On connaît le travail de Claude Brumachon qui s’est déjà penché sur des histoires pour en faire
des chorégraphies — Tolkien dans Aventure extraordinaire, Jules Vernes dans Les Chemins
oubliés — ou sur l’oeuvre d‘un auteur pour le transporter en danse — Molière dans Histoire
d’Argan le visionnaire, Kafka dans Le Témoin, Boris Vian dans Rebelles... Évènements
chorégraphiques d’où la narration de l’écriture s’évapore dans une réminiscence subliminale de
l’oeuvre littéraire. Restent le sous jacent, la matière des corps et des éléments propres au
déroulement chronologique du conte. La pièce chorégraphique conserve la chronologie pour en
extraire l’image, l’imaginaire réinventé, redécouvert à travers les danses, les objets, les décors.

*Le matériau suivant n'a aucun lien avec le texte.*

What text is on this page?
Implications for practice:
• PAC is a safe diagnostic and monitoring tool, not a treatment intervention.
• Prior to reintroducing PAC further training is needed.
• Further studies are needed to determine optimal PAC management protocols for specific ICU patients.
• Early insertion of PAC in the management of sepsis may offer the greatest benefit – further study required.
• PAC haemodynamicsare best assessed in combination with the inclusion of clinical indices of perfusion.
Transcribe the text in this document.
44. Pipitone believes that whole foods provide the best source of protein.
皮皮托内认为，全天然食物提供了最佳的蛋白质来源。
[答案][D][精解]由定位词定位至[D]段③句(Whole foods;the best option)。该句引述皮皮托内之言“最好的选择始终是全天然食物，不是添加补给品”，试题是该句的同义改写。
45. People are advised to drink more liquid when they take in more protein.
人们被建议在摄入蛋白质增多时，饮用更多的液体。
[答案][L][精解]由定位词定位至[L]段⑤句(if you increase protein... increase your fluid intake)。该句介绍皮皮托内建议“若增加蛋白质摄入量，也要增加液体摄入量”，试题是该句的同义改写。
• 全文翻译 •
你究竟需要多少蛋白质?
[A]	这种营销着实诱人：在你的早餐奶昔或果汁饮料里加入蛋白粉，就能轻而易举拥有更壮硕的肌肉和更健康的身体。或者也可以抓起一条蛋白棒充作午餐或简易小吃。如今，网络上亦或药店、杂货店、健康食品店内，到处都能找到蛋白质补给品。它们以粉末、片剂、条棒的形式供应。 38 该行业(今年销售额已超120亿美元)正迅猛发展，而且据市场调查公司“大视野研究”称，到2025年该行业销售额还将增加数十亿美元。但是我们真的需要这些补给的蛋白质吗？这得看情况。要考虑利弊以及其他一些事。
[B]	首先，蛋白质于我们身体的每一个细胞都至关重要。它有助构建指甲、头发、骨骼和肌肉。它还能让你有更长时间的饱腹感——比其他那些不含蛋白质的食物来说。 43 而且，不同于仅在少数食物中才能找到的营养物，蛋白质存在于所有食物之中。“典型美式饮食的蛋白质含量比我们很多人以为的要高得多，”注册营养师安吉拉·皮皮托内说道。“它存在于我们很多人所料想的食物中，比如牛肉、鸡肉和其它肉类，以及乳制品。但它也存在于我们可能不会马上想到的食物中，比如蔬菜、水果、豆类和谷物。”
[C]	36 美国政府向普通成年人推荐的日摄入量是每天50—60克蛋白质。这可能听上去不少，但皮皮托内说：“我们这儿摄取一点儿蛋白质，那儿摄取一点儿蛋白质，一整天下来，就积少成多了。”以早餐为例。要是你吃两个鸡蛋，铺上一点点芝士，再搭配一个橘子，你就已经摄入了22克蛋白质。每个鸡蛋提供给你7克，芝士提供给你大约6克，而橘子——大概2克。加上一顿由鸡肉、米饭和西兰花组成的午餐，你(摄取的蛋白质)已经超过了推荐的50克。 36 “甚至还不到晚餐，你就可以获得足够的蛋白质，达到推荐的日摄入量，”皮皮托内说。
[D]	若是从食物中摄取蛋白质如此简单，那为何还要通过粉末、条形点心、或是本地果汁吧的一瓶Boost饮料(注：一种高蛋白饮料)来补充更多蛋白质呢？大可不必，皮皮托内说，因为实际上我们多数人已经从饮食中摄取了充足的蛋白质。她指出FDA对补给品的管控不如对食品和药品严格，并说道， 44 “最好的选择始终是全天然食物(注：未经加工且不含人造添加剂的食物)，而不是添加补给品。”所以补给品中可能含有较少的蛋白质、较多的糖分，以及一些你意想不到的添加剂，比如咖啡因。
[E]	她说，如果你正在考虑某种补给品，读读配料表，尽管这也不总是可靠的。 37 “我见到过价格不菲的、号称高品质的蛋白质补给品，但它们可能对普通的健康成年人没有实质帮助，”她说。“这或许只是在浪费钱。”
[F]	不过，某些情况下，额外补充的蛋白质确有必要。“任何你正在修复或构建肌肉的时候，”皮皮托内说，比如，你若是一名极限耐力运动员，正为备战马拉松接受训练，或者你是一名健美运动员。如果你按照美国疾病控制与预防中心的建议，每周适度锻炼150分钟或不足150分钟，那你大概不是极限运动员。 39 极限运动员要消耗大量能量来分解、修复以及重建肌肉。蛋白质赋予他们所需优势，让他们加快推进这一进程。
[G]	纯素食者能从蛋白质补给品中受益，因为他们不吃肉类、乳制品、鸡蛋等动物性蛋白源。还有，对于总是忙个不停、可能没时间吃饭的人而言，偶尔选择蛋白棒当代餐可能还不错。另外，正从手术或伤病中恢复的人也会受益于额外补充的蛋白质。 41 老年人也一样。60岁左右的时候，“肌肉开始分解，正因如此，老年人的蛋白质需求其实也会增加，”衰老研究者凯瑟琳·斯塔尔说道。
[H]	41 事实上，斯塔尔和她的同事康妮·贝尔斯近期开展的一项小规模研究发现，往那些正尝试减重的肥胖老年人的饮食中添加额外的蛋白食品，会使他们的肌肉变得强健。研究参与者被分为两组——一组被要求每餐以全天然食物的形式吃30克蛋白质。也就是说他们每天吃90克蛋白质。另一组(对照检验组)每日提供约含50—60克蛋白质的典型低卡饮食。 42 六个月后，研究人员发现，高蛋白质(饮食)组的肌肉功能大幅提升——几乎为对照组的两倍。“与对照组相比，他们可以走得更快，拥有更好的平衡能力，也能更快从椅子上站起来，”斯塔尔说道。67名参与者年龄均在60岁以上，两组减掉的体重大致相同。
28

Transcrire le bouger, la chair des protagonistes de l’aventure est une introspection propre aux danseurs de Claude Brumachon. Il s’agit là non pas de jouer un personnage, ni même être ce personnage mais plutôt de se glisser dans ce que le geste, le muscle, la peau, ce qui fait l’humain dans son corps et au-delà même du corps physique, dans son bouger, sa relation à un espace fantasque, crée la personne, la façonne, unique et personnelle et paradoxalement universelle parce qu’appartenant au monde.
L’histoire du Prince de verre est avant tout une histoire de matière je l’ai dit. La matière des corps au premier abord mais aussi celle de nos désirs, de nos refus, de nos souffrances, de nos aspirations, bref, la matière humaine.

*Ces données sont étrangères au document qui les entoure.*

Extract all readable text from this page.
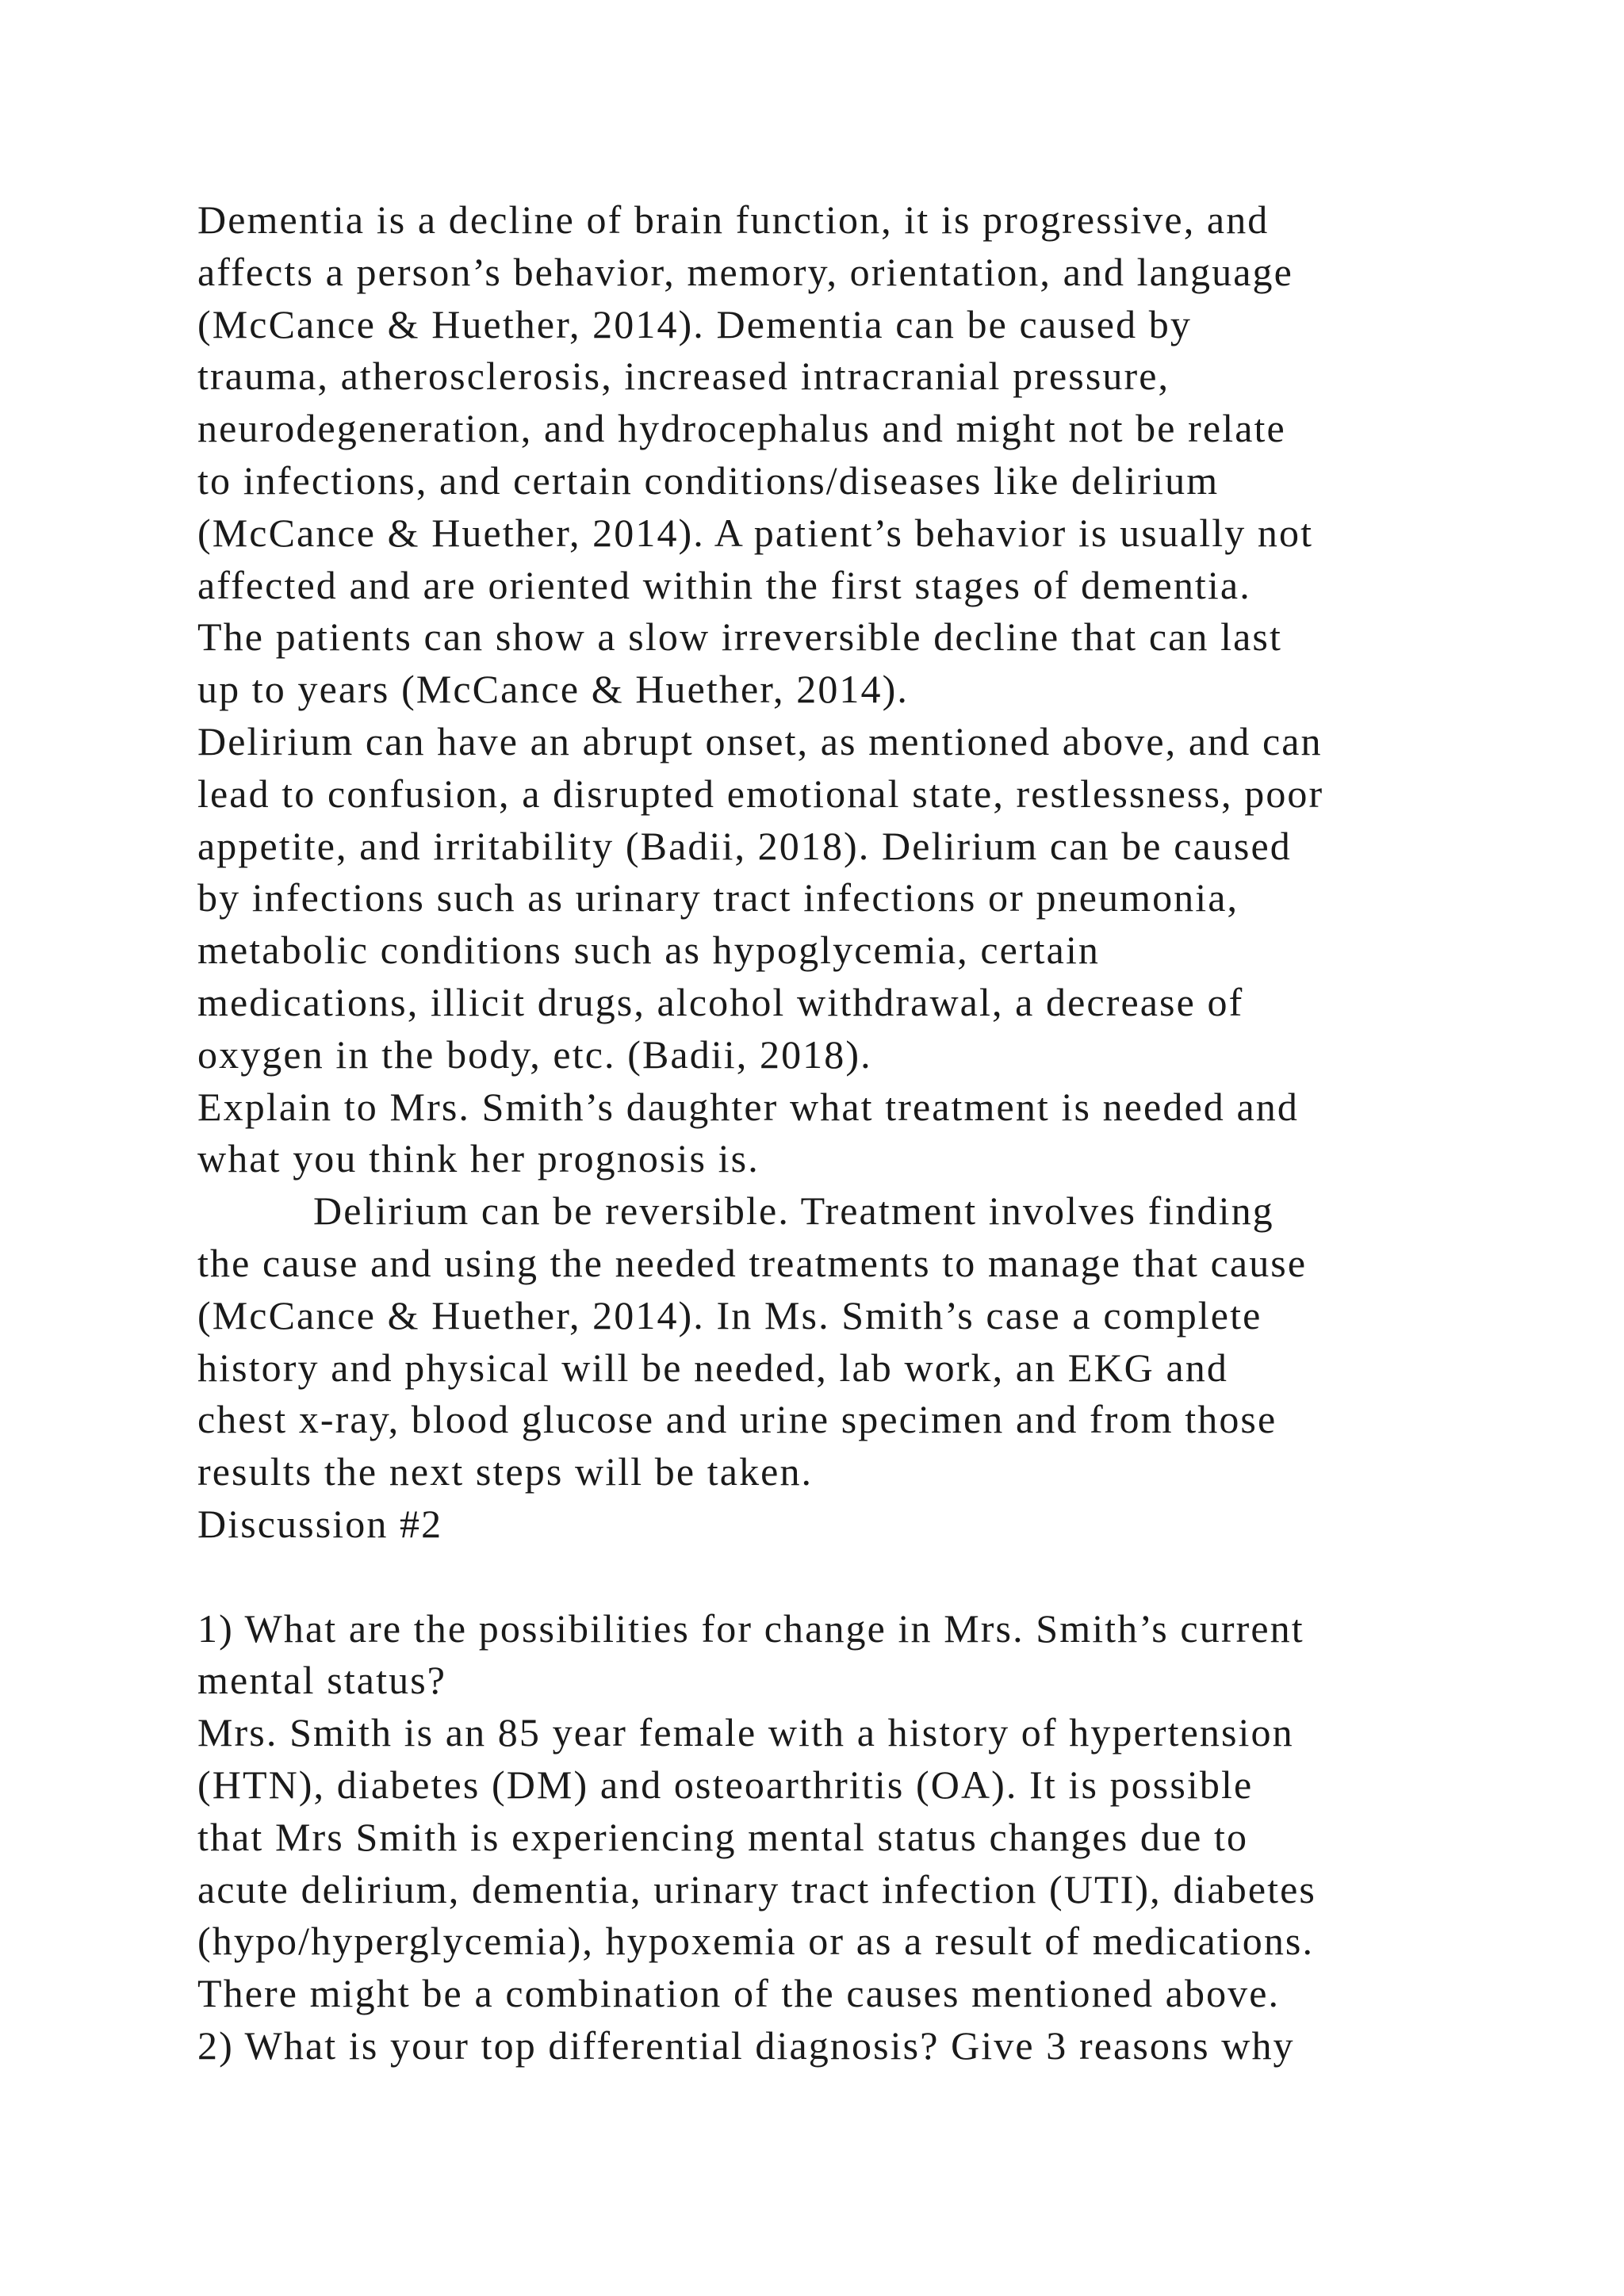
Dementia is a decline of brain function, it is progressive, and
affects a person’s behavior, memory, orientation, and language
(McCance & Huether, 2014). Dementia can be caused by
trauma, atherosclerosis, increased intracranial pressure,
neurodegeneration, and hydrocephalus and might not be relate
to infections, and certain conditions/diseases like delirium
(McCance & Huether, 2014). A patient’s behavior is usually not
affected and are oriented within the first stages of dementia.
The patients can show a slow irreversible decline that can last
up to years (McCance & Huether, 2014).
Delirium can have an abrupt onset, as mentioned above, and can
lead to confusion, a disrupted emotional state, restlessness, poor
appetite, and irritability (Badii, 2018). Delirium can be caused
by infections such as urinary tract infections or pneumonia,
metabolic conditions such as hypoglycemia, certain
medications, illicit drugs, alcohol withdrawal, a decrease of
oxygen in the body, etc. (Badii, 2018).
Explain to Mrs. Smith’s daughter what treatment is needed and
what you think her prognosis is.
Delirium can be reversible. Treatment involves finding
the cause and using the needed treatments to manage that cause
(McCance & Huether, 2014). In Ms. Smith’s case a complete
history and physical will be needed, lab work, an EKG and
chest x-ray, blood glucose and urine specimen and from those
results the next steps will be taken.
Discussion #2
1) What are the possibilities for change in Mrs. Smith’s current
mental status?
Mrs. Smith is an 85 year female with a history of hypertension
(HTN), diabetes (DM) and osteoarthritis (OA). It is possible
that Mrs Smith is experiencing mental status changes due to
acute delirium, dementia, urinary tract infection (UTI), diabetes
(hypo/hyperglycemia), hypoxemia or as a result of medications.
There might be a combination of the causes mentioned above.
2) What is your top differential diagnosis? Give 3 reasons why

Je cherchais à rendre le mot concret, qu’il soit presque une entité palpable, qu’il soit pris dans un enchevêtrement de lettres et de phrases, de ponctuations et de paragraphes, en fin de compte qu’il soit pris dans une chorégraphie de paroles. Tout comme l’individu dans le conte est défini — mis à part Tomalolisse — par sa matière, l’individu est, par essence, dans son mouvement, dans son geste. Son apparence décrit l’invisible, son habit souligne sa pensée et lorsque des mots apparaissent ils n’étonnent pas puisqu’ils ont déjà été suggérés par ce que l’on connaît de la personne qui les dit.

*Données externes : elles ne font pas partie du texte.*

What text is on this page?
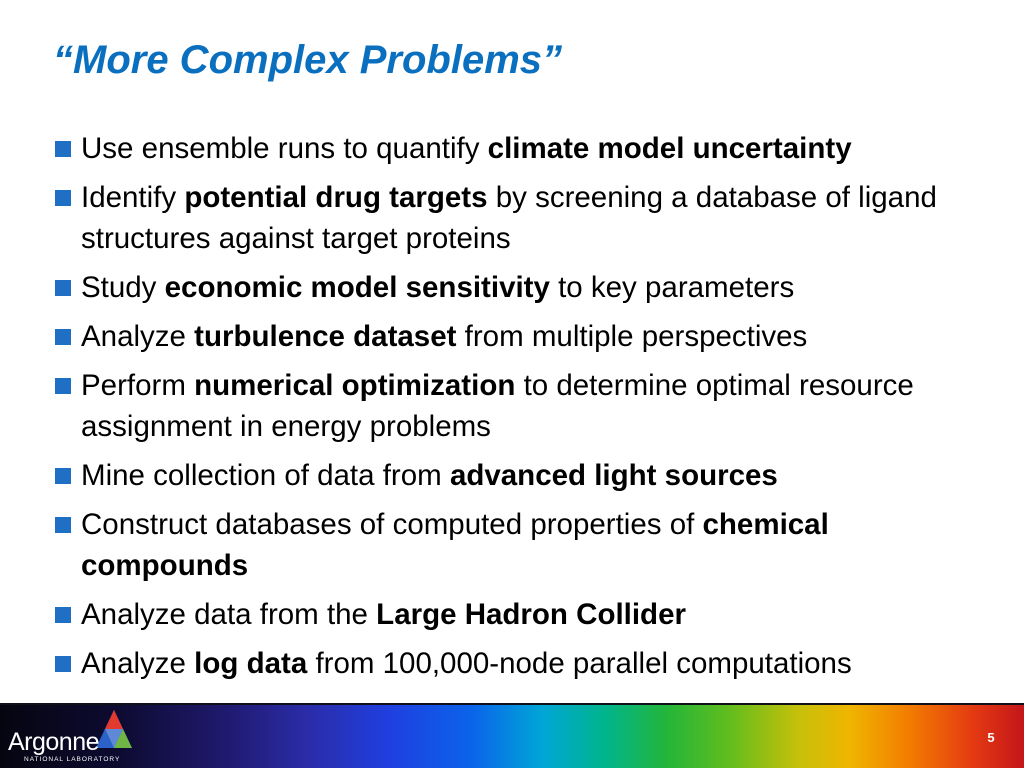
“More Complex Problems”
Use ensemble runs to quantify climate model uncertainty
Identify potential drug targets by screening a database of ligand structures against target proteins
Study economic model sensitivity to key parameters
Analyze turbulence dataset from multiple perspectives
Perform numerical optimization to determine optimal resource assignment in energy problems
Mine collection of data from advanced light sources
Construct databases of computed properties of chemical compounds
Analyze data from the Large Hadron Collider
Analyze log data from 100,000-node parallel computations
Argonne
NATIONAL LABORATORY
5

L’histoire du Prince de verre est un conte. La recherche de ce que nous sommes. Comment se comprendre soi-même si on ignore tout de sa propre substance.
Du conte écrit, de l’aventure il ne sera pas forcément question dans l’oeuvre chorégraphique, et la lecture du livre, si elle est importante, n’est pas obligatoire pour assister au spectacle du Prince de verre. Le récit se comprend dans l’évolution des danseurs, dans leur investissement, dans la scénographie. Comprendre n’est pas expliquer et toute sensation donnée par la danse est un succès dans la communication des corps entre eux. Ce que l’écrit a développé est transmis par la danse.
Une danse comprise entre l’épaisseur du corps et l’immatérialité de l’esprit.
Benjamin Lamarche
Idées jetées sur le papier en septembre 2008 en amont de tout mouvement, idées départs, idées matrices qui suivront leur course, évolueront dans la pensée, changeront au fil des impossibilités et des nouveautés qui s’y grefferont. Sensiblement l’image qui se dégage de ce premier essai de décor restera. Il faudra la parfaire et l’assembler avec la danse. C’est le propre de la création.
Sur le plateau vide en fond de scène un mur fait de huit ou dix portes de quatre mètres de haut et un mètre de large. Elles pivotent sur un axe central et étant toutes reliées les unes aux autres, en ouvrir une commande toutes les autres.
Ces portes sont recouvertes de matières, couleurs, dessins, qui changent à chaque tableau par le truchement du pivot. À travers peu d’indications ouvrir le public à s’imaginer l’histoire, le déplacement, l’intensité de l’endroit. Qu’il trouve Le Prince de verre dans le dédale des matières : premières, précieuses, naturelles, travaillées, raffinées et délicates ou brutes, grossières, lourdes, rudimentaires, usuelles et utiles, communes ou triviales ...
Seize tableaux, seize scènes dont l’atmosphère se dégage de la toile de fond qui s’affiche sur les portes. Elle peut être dessin, projection lumineuse, trompe-l’oeil ou matière. Elle suggère l’espace, son état.